Canadian Imperial Bank of Commerce is reporting a loss for the fourth quarter ended October 31. It was the bank’s first quarterly loss in nine years.

According to the bank, the loss was due in part to restructuring charges linked to the closure of its U.S. electronic banking business.

CIBC reported a loss of $100 million, or 40¢a share diluted, for the period ended Oct. 31. That is down from profit of $242 million, or 56¢ a share, in the year-before period.

Fourth quarter results included: an after-tax restructuring charge of $232 million to exit the U.S. electronic banking operations; an additional after-tax charge of $91 million relating to restructuring initiatives in other businesses; and write-downs in certain portfolios to reflect impairments of $248 million after-tax. The fourth quarter results also included an after-tax gain of $190 million related to the combination of CIBC’s Caribbean retail, corporate and international banking operations with those of Barclays Bank PLC.

Loan loss provisions in the fourth-quarter were c$280 million. Fourth-quarter revenue fell to $2.52 billion from $2.7 billion, while return on equity was negative 6% from positive 8.5% last year.

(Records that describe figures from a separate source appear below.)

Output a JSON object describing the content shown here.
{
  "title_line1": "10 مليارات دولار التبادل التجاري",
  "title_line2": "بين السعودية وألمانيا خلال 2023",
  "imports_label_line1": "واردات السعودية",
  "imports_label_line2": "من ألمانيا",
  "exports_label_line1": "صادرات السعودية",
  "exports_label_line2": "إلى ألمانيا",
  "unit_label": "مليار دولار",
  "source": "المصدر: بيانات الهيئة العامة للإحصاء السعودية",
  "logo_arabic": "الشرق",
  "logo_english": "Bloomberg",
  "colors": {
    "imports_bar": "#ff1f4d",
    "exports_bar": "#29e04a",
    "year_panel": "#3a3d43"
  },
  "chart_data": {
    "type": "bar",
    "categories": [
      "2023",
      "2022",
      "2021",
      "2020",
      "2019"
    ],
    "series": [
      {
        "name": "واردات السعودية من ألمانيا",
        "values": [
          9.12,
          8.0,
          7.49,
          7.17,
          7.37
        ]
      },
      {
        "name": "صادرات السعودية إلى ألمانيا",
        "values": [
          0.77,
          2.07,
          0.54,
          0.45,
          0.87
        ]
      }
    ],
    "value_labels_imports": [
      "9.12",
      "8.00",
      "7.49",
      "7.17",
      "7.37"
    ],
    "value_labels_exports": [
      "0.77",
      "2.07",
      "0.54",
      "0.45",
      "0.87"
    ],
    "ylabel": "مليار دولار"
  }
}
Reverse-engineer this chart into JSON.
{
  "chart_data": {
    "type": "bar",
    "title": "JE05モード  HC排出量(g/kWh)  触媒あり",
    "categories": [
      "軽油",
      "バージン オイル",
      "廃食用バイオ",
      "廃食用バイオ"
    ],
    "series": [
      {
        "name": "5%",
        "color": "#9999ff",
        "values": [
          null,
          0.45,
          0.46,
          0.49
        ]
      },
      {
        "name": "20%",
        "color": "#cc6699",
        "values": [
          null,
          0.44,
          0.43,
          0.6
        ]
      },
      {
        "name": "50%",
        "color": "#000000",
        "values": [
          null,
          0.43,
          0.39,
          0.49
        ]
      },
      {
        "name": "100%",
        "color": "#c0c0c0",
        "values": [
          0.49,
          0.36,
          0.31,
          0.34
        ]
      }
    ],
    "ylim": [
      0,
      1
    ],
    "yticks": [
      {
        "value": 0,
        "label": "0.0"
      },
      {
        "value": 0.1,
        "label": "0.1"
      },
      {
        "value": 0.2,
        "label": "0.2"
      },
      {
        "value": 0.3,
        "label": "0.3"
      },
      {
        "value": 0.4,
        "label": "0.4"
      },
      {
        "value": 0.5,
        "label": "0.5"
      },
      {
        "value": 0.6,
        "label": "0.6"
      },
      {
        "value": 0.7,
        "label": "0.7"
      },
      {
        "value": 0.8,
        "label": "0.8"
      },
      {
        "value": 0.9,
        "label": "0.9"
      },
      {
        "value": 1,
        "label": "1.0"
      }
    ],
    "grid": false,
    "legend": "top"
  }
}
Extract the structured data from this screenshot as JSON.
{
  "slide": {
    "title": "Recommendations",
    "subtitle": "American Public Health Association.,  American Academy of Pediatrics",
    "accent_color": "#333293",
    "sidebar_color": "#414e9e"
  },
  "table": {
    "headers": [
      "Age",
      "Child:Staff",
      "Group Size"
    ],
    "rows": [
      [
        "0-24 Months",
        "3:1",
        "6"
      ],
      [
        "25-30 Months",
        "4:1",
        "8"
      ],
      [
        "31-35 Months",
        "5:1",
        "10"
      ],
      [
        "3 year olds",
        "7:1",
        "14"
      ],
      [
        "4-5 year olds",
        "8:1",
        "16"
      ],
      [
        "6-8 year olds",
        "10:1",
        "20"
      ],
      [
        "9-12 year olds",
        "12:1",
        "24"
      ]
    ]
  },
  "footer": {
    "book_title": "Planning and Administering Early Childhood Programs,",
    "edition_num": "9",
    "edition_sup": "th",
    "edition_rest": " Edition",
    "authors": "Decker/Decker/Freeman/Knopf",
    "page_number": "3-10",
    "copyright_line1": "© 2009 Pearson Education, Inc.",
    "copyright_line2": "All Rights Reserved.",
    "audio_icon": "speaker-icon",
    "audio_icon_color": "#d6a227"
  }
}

“Clearly, our fourth quarter and full-year results are below our expectations and do not reflect CIBC’s real earnings potential,” said John Hunkin, chairman and CEO. He said the bank is well-positioned heading into 2003.”

Earnings for the 12 months ended October 31, 2002, were $653 million, or $1.35 per share, diluted, compared to $1,686 million, or $4.13 per share, diluted, in 2001.

During the quarter, CIBC’s retail operations again contributed high returns on equity, with cards, mortgages and deposits continuing their strong year-over-year growth pace.

At CIBC Wealth Management, fee-based investment management programs continued to have positive net sales in the quarter. CIBC Personal Portfolio Services, the discretionary investment management product, recorded $39 million in net sales.